つまり自分の考えていることは自分が一番よく知っているのだから調査するまでもない、ゆえに調査するべきは客観的事実であると人々は言うかもしれないが、そうではないということだ。自分を知らないからこそ、社会は「主観」によってこそ掘り下げられるのである。

 

継続は力なりの労働倫理が「総中流」をささえていたが、経済成長により人々の自由に対する意識も拡大したが、そこにあったのは中流が支える相対的不満(不自由)の認識深化であった。
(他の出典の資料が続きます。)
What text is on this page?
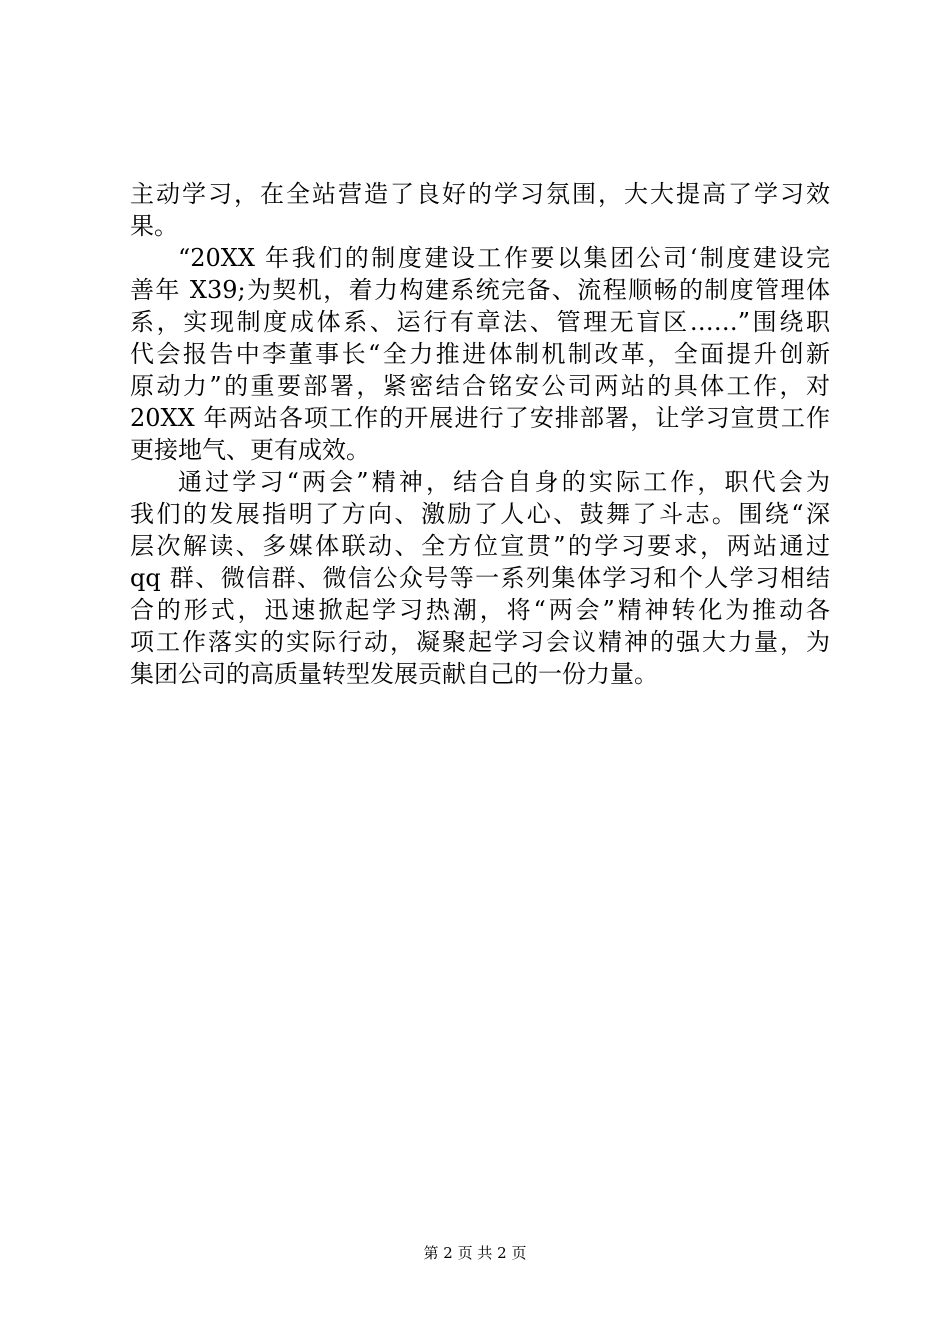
主动学习，在全站营造了良好的学习氛围，大大提高了学习效
果。
“20XX 年我们的制度建设工作要以集团公司‘制度建设完
善年 X39;为契机，着力构建系统完备、流程顺畅的制度管理体
系，实现制度成体系、运行有章法、管理无盲区……”围绕职
代会报告中李董事长“全力推进体制机制改革，全面提升创新
原动力”的重要部署，紧密结合铭安公司两站的具体工作，对
20XX 年两站各项工作的开展进行了安排部署，让学习宣贯工作
更接地气、更有成效。
通过学习“两会”精神，结合自身的实际工作，职代会为
我们的发展指明了方向、激励了人心、鼓舞了斗志。围绕“深
层次解读、多媒体联动、全方位宣贯”的学习要求，两站通过
qq 群、微信群、微信公众号等一系列集体学习和个人学习相结
合的形式，迅速掀起学习热潮，将“两会”精神转化为推动各
项工作落实的实际行动，凝聚起学习会议精神的强大力量，为
集团公司的高质量转型发展贡献自己的一份力量。
第 2 页 共 2 页
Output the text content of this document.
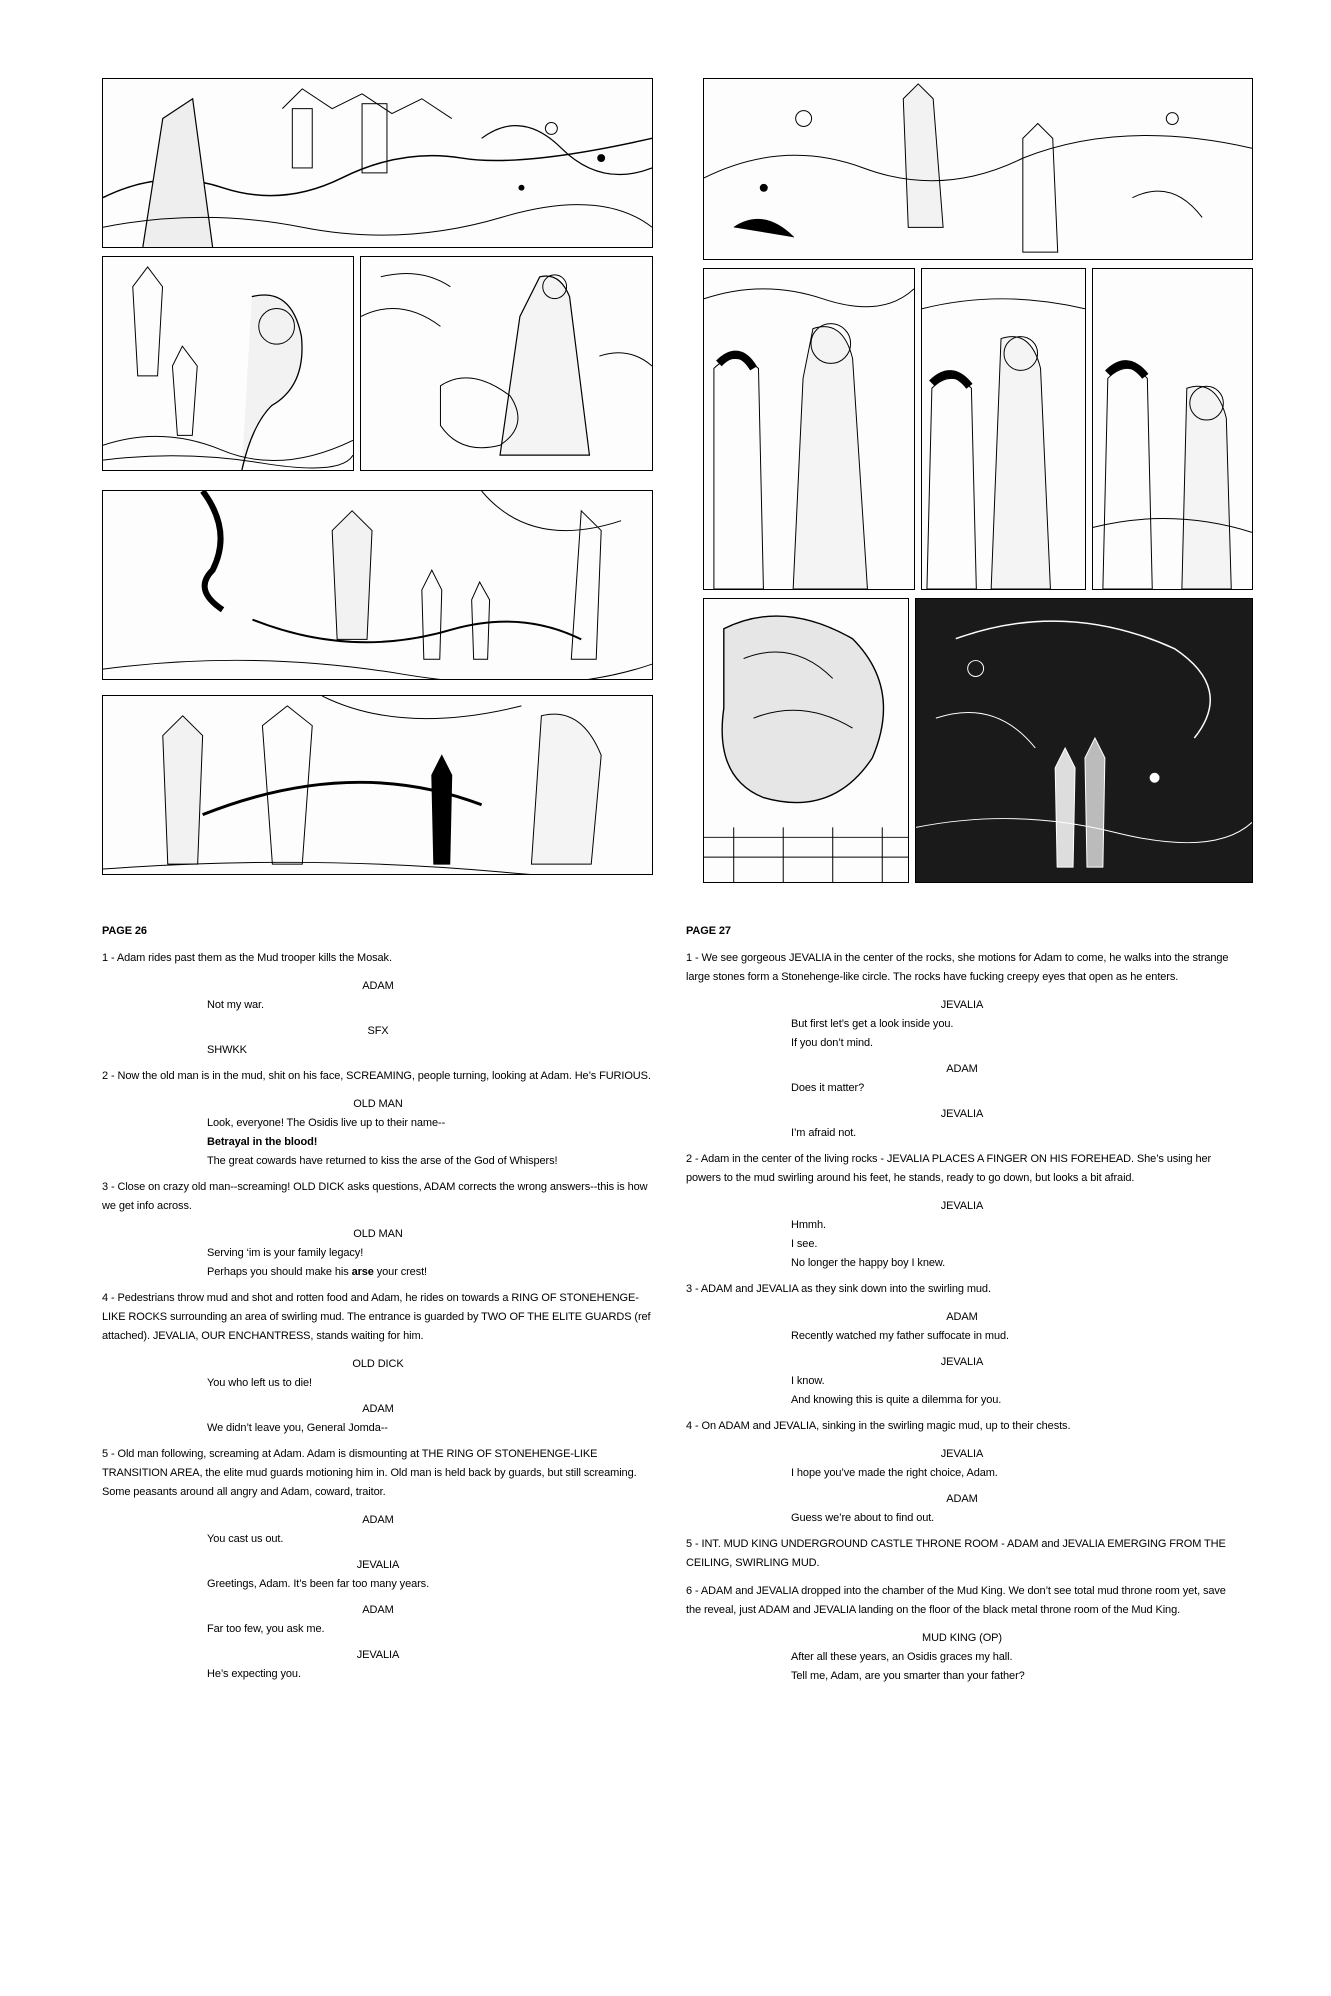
PAGE 26
1 - Adam rides past them as the Mud trooper kills the Mosak.
ADAM
Not my war.
SFX
SHWKK
2 - Now the old man is in the mud, shit on his face, SCREAMING, people turning, looking at Adam. He’s FURIOUS.
OLD MAN
Look, everyone! The Osidis live up to their name--
Betrayal in the blood!
The great cowards have returned to kiss the arse of the God of Whispers!
3 - Close on crazy old man--screaming! OLD DICK asks questions, ADAM corrects the wrong answers--this is how we get info across.
OLD MAN
Serving ‘im is your family legacy!
Perhaps you should make his arse your crest!
4 - Pedestrians throw mud and shot and rotten food and Adam, he rides on towards a RING OF STONEHENGE-LIKE ROCKS surrounding an area of swirling mud. The entrance is guarded by TWO OF THE ELITE GUARDS (ref attached). JEVALIA, OUR ENCHANTRESS, stands waiting for him.
OLD DICK
You who left us to die!
ADAM
We didn’t leave you, General Jomda--
5 - Old man following, screaming at Adam. Adam is dismounting at THE RING OF STONEHENGE-LIKE TRANSITION AREA, the elite mud guards motioning him in. Old man is held back by guards, but still screaming. Some peasants around all angry and Adam, coward, traitor.
ADAM
You cast us out.
JEVALIA
Greetings, Adam. It’s been far too many years.
ADAM
Far too few, you ask me.
JEVALIA
He’s expecting you.
PAGE 27
1 - We see gorgeous JEVALIA in the center of the rocks, she motions for Adam to come, he walks into the strange large stones form a Stonehenge-like circle. The rocks have fucking creepy eyes that open as he enters.
JEVALIA
But first let’s get a look inside you.
If you don’t mind.
ADAM
Does it matter?
JEVALIA
I’m afraid not.
2 - Adam in the center of the living rocks - JEVALIA PLACES A FINGER ON HIS FOREHEAD. She’s using her powers to the mud swirling around his feet, he stands, ready to go down, but looks a bit afraid.
JEVALIA
Hmmh.
I see.
No longer the happy boy I knew.
3 - ADAM and JEVALIA as they sink down into the swirling mud.
ADAM
Recently watched my father suffocate in mud.
JEVALIA
I know.
And knowing this is quite a dilemma for you.
4 - On ADAM and JEVALIA, sinking in the swirling magic mud, up to their chests.
JEVALIA
I hope you’ve made the right choice, Adam.
ADAM
Guess we’re about to find out.
5 - INT. MUD KING UNDERGROUND CASTLE THRONE ROOM - ADAM and JEVALIA EMERGING FROM THE CEILING, SWIRLING MUD.
6 - ADAM and JEVALIA dropped into the chamber of the Mud King. We don’t see total mud throne room yet, save the reveal, just ADAM and JEVALIA landing on the floor of the black metal throne room of the Mud King.
MUD KING (OP)
After all these years, an Osidis graces my hall.
Tell me, Adam, are you smarter than your father?
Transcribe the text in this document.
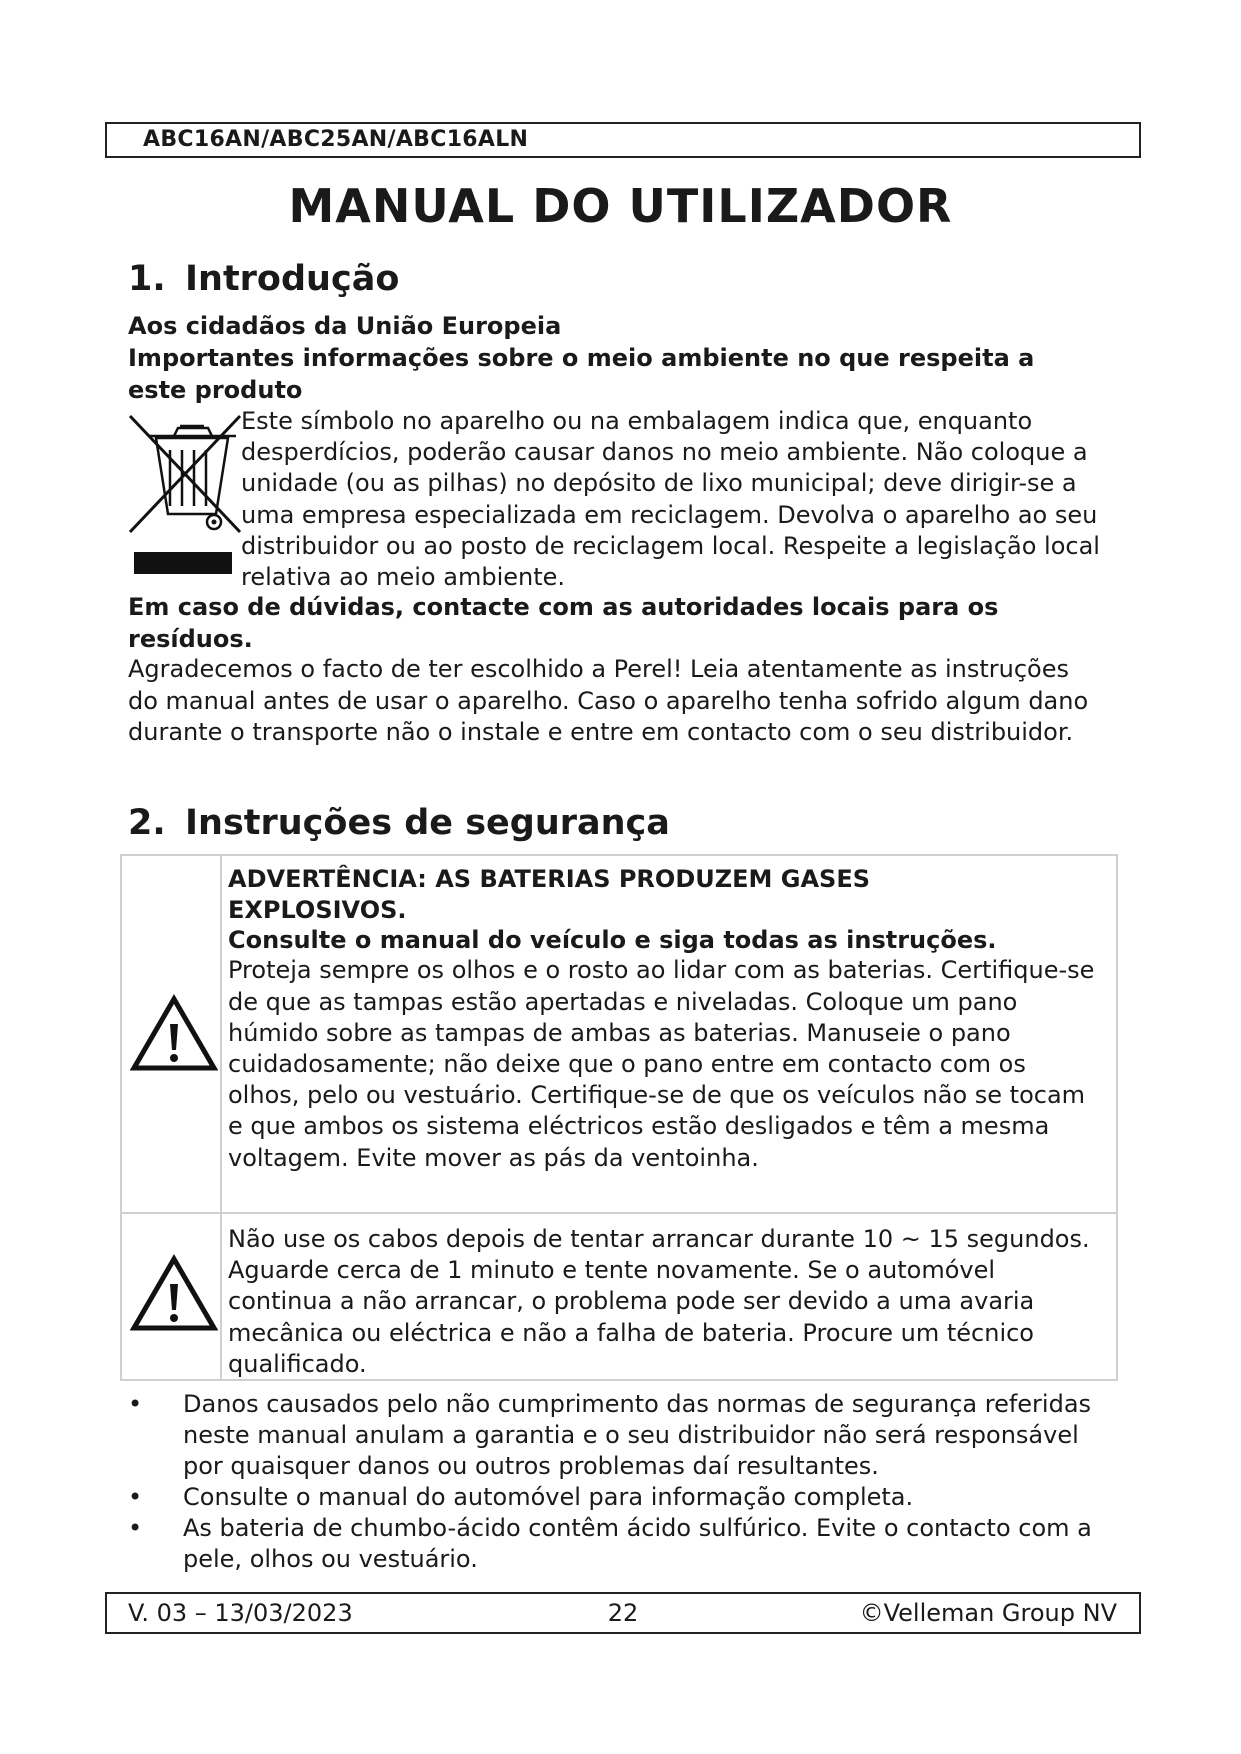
ABC16AN/ABC25AN/ABC16ALN
MANUAL DO UTILIZADOR
1. Introdução
Aos cidadãos da União Europeia
Importantes informações sobre o meio ambiente no que respeita a este produto
Este símbolo no aparelho ou na embalagem indica que, enquanto desperdícios, poderão causar danos no meio ambiente. Não coloque a unidade (ou as pilhas) no depósito de lixo municipal; deve dirigir-se a uma empresa especializada em reciclagem. Devolva o aparelho ao seu distribuidor ou ao posto de reciclagem local. Respeite a legislação local relativa ao meio ambiente.
Em caso de dúvidas, contacte com as autoridades locais para os resíduos.
Agradecemos o facto de ter escolhido a Perel! Leia atentamente as instruções do manual antes de usar o aparelho. Caso o aparelho tenha sofrido algum dano durante o transporte não o instale e entre em contacto com o seu distribuidor.
2. Instruções de segurança
ADVERTÊNCIA: AS BATERIAS PRODUZEM GASES EXPLOSIVOS.
Consulte o manual do veículo e siga todas as instruções.
Proteja sempre os olhos e o rosto ao lidar com as baterias. Certifique-se de que as tampas estão apertadas e niveladas. Coloque um pano húmido sobre as tampas de ambas as baterias. Manuseie o pano cuidadosamente; não deixe que o pano entre em contacto com os olhos, pelo ou vestuário. Certifique-se de que os veículos não se tocam e que ambos os sistema eléctricos estão desligados e têm a mesma voltagem. Evite mover as pás da ventoinha.
Não use os cabos depois de tentar arrancar durante 10 ~ 15 segundos. Aguarde cerca de 1 minuto e tente novamente. Se o automóvel continua a não arrancar, o problema pode ser devido a uma avaria mecânica ou eléctrica e não a falha de bateria. Procure um técnico qualificado.
• Danos causados pelo não cumprimento das normas de segurança referidas neste manual anulam a garantia e o seu distribuidor não será responsável por quaisquer danos ou outros problemas daí resultantes.
• Consulte o manual do automóvel para informação completa.
• As bateria de chumbo-ácido contêm ácido sulfúrico. Evite o contacto com a pele, olhos ou vestuário.
V. 03 – 13/03/2023	22	©Velleman Group NV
豊かさの末には「興味ある自由」があるはずだったが、そこには帰属意識と階層という不自由さしか待っていなかったのである。これが格差という不満足の根底を、事実よりも主観意識として先に自覚したのである。そして更なる階層社会として構成認識された。自由は横広がりであるはずだったが、上下しかない広がりは自由とは無縁だったのである。

 

つまり階層イメージの共有化と、社会問題に対する認識の変化はこうして生まれたのである。